On her last day in Seattle, Arizona Robbins (Jessica Capshaw) helps Alex Karev (Justin Chambers) prepare for his wedding while they reflect on their long-standing friendship. Meanwhile, Jo Wilson has been accepted into a prestigious fellowship at Massachusetts General Hospital in Boston. The wedding day quickly faces complications when most of the guests arrive at the wrong location due to a faulty GPS link. While waiting for the ceremony to begin, Alex and Jo sneak off to a shed for some private time but find themselves stuck inside afterward. During this time, Arizona confides in April Kepner (Sarah Drew) and Richard Webber (James Pickens Jr.) that she is falling for Callie Torres (Sara Ramirez) again, expressing concern about the potential for disaster given their rocky history. April, referencing her rekindled relationship with Matthew Taylor (Justin Bruening), reassures her that life changes people.

A drunken Andrew DeLuca (Giacomo Gianniotti) delivers a speech, reflecting his grief over Sam Bello's (Jeanine Mason) departure. As Meredith Grey (Ellen Pompeo) walks him outside, he misinterprets her kindness as romantic interest and kisses her. Amused, Meredith clarifies the situation, and they stumble upon the shed, freeing Alex and Jo. When they return to the ceremony site, they find the wedding planner in the midst of a severe allergic reaction. Levi Schmitt (Jake Borelli) faints at the sight of blood, inadvertently ruining the wedding cake. With no officiant in sight and facing multiple setbacks, Alex and Jo decide to call off the wedding.

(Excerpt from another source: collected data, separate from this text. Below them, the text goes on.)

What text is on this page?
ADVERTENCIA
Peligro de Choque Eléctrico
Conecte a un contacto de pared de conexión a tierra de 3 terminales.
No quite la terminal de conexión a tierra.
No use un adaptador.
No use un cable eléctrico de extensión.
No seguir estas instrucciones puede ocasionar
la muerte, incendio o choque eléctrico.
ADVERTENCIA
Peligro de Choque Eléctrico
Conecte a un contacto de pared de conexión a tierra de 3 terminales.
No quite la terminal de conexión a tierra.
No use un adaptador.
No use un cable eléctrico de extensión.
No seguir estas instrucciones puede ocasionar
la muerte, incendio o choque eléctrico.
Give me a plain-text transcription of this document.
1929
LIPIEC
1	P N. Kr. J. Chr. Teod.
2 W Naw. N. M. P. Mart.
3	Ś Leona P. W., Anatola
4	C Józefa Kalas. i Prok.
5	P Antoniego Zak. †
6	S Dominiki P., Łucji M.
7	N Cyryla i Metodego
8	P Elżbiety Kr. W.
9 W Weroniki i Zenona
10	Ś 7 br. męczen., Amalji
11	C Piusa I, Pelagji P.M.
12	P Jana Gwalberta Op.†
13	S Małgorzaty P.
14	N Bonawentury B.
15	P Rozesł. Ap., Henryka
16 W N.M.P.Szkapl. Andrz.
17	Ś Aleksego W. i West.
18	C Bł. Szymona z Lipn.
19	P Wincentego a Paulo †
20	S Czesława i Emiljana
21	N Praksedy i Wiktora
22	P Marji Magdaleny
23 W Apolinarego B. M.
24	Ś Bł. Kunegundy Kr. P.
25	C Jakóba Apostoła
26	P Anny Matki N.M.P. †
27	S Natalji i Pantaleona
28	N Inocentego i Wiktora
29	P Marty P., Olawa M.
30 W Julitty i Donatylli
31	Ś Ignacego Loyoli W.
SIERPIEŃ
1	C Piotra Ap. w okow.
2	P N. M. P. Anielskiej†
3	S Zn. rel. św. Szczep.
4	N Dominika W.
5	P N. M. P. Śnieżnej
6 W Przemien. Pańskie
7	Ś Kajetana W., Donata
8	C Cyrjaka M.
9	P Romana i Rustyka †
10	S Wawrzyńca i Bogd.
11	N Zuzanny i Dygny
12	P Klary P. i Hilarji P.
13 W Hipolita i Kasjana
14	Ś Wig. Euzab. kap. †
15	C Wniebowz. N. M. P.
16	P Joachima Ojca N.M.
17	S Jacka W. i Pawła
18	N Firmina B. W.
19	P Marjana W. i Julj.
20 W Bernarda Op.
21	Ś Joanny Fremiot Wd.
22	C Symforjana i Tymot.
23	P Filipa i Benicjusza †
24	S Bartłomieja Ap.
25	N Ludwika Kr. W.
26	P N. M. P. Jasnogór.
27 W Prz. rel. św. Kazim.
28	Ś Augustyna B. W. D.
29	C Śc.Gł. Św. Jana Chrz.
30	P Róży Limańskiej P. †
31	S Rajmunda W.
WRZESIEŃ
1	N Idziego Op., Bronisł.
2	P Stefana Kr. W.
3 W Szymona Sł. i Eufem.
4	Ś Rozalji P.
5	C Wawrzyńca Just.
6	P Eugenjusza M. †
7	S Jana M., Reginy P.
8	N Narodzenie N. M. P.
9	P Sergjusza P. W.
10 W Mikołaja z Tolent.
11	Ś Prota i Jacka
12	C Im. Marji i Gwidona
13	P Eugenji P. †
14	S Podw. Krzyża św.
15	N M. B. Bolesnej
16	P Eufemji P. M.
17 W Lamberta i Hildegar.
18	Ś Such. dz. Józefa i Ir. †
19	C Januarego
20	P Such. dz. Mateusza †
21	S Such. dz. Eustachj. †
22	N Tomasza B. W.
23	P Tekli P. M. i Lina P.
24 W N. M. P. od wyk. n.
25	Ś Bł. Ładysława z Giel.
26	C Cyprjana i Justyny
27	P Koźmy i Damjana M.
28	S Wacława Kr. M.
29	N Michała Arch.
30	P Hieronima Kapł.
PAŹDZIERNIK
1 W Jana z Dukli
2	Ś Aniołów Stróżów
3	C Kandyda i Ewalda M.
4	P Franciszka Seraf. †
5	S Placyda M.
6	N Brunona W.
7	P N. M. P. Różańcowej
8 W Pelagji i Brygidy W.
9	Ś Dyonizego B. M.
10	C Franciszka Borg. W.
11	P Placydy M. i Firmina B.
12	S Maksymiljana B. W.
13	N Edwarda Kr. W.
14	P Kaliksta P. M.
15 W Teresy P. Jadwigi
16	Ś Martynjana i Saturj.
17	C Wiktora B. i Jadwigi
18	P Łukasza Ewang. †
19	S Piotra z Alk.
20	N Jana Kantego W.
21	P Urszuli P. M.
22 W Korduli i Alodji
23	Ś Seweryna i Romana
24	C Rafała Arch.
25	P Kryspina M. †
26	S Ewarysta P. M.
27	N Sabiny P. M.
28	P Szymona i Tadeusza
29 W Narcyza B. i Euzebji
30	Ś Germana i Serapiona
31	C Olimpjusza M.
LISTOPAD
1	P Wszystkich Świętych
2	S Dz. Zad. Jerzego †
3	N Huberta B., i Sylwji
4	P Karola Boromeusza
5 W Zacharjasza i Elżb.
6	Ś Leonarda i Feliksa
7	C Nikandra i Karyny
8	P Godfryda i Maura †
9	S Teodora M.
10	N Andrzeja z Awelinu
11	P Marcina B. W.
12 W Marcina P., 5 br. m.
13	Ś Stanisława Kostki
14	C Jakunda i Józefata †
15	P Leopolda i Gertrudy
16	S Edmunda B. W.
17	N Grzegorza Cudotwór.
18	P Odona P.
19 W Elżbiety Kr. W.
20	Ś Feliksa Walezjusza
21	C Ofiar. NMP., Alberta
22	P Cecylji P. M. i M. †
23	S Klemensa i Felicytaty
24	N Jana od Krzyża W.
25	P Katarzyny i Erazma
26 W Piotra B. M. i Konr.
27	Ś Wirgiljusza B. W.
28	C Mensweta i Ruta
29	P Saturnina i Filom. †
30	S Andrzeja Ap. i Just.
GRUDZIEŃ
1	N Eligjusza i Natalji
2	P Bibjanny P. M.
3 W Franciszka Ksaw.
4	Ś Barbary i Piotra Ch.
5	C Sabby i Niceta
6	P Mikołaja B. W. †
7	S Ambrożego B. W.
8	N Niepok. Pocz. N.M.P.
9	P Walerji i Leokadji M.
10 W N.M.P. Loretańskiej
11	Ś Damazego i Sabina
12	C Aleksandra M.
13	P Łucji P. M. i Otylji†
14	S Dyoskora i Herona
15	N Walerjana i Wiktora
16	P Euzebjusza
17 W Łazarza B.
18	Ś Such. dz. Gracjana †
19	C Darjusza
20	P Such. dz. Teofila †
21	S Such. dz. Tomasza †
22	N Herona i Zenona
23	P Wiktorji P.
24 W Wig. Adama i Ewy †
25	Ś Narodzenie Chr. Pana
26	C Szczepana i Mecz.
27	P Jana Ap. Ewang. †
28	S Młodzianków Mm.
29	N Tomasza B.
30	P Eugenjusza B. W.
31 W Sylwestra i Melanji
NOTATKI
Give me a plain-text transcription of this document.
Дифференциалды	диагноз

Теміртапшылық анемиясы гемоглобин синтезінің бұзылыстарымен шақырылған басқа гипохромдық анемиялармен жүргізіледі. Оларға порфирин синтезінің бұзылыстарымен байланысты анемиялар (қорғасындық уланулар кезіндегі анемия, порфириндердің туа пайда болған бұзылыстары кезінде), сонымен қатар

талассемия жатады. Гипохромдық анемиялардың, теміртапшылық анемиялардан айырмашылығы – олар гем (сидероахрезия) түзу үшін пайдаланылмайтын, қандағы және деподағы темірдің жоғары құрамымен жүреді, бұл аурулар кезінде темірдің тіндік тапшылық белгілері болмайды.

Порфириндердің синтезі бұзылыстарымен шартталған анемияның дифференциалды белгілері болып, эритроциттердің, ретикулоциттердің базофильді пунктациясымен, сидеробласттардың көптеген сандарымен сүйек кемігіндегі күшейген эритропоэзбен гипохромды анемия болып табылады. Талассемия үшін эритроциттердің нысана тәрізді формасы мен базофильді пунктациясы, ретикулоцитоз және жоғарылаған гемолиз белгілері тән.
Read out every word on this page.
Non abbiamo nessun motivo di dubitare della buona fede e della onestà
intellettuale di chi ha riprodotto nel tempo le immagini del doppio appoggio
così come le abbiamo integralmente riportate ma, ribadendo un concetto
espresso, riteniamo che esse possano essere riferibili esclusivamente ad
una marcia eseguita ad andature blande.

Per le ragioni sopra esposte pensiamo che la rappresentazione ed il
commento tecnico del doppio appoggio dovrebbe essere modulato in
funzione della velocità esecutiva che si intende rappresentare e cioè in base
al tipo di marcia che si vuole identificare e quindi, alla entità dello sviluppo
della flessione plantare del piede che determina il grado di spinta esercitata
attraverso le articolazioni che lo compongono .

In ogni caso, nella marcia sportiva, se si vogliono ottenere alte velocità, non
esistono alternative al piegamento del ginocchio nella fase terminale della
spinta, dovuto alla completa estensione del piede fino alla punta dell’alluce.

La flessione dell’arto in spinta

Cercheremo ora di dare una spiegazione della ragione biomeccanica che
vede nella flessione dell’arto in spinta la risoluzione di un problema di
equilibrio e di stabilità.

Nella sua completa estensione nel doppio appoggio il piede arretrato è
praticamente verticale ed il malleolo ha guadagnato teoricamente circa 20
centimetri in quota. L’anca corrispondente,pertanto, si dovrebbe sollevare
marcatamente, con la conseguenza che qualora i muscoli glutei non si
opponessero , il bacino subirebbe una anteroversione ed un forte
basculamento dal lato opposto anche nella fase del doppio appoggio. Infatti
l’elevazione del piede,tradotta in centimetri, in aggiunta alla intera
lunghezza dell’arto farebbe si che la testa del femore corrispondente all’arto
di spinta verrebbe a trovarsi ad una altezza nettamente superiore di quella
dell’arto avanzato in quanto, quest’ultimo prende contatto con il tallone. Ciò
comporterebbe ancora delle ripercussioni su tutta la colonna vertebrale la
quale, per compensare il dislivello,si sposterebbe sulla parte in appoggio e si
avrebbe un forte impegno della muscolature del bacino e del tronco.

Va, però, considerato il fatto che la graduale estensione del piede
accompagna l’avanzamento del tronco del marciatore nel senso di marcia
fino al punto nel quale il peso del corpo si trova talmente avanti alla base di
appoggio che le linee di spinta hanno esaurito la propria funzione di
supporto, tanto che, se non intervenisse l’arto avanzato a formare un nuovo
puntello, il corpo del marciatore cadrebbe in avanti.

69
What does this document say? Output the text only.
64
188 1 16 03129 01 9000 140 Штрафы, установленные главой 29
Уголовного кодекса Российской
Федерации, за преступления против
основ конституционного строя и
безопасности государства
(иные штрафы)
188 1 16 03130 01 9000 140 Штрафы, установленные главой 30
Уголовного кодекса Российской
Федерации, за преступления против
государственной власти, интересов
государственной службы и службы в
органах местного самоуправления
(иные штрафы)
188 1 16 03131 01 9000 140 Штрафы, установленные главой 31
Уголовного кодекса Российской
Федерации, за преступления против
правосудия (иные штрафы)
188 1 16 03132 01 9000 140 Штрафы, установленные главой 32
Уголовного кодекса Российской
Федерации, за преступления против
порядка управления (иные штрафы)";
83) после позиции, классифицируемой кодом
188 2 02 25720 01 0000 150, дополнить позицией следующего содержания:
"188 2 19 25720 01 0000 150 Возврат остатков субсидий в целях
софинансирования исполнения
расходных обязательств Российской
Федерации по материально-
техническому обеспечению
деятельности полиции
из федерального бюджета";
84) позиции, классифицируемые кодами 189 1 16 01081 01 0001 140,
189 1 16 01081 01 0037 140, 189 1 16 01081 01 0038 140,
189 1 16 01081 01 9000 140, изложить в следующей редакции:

April, Arizona, Jackson Avery (Jesse Williams), Sofia, and Matthew stay behind to clean up. Matthew, not wanting to waste any more time, proposes to April. With the officiant arriving at the last minute, they seize the moment to get married. April asks Jackson to stay for the ceremony, and Arizona walks her down the aisle. In an intimate Christian ceremony, April and Matthew wed. During the ceremony, Arizona receives a message from Callie, expressing excitement to reunite. Meredith, now ordained, officiates Alex and Jo's wedding on the ferry ride back to the city.

Meanwhile, Miranda Bailey (Chandra Wilson) and Ben Warren (Jason George) are among the guests who went to the wrong wedding and are the last to leave the church, just as the bride's mother collapses. They rush her to the hospital for emergency surgery, where Bailey calls in Teddy Altman (Kim Raver), who has just returned from Landstuhl, Germany. In surgery, Teddy asks for a job. Initially hesitant, Bailey later offers her the role of Interim Chief of Surgery, explaining that she wants to take a sabbatical to rediscover her love for surgery, do research, and spend more time with her family. During the surgery, Teddy watches the wedding via livestream and, after showing visible emotion and touching her stomach, the patient suspects Teddy is pregnant, which she confirms.

==Production==
The episode was written by Krista Vernoff and directed by Debbie Allen.

On March 8, 2018, it was announced that both Jessica Capshaw and Sarah Drew would leave the series following the conclusion of the season.

==Release==
"All of Me" was originally broadcast on May 17, 2018, in the United States on the American Broadcasting Company (ABC), and it outperformed the previous episode, "Cold as Ice", in both viewership and ratings. The episode was watched by a total of 7.60 million viewers, a 0.25 million increase from the previous episode. In terms of overall viewership for the night, "All of Me" ranked tenth, and was the week's most-watched drama. It garnered a 1.9/8 Nielsen rating, placing it #1 in its time slot and among Thursday's top shows in the 18–49 demographic. Compared to Grey's Anatomy's other season finales, "All of Me" was the show's lowest-viewed finale to date.

== Reception ==
"All of Me" received widespread critical acclaim, with high praise directed towards the performances of Jessica Capshaw (Arizona Robbins) and Sarah Drew (April Kepner).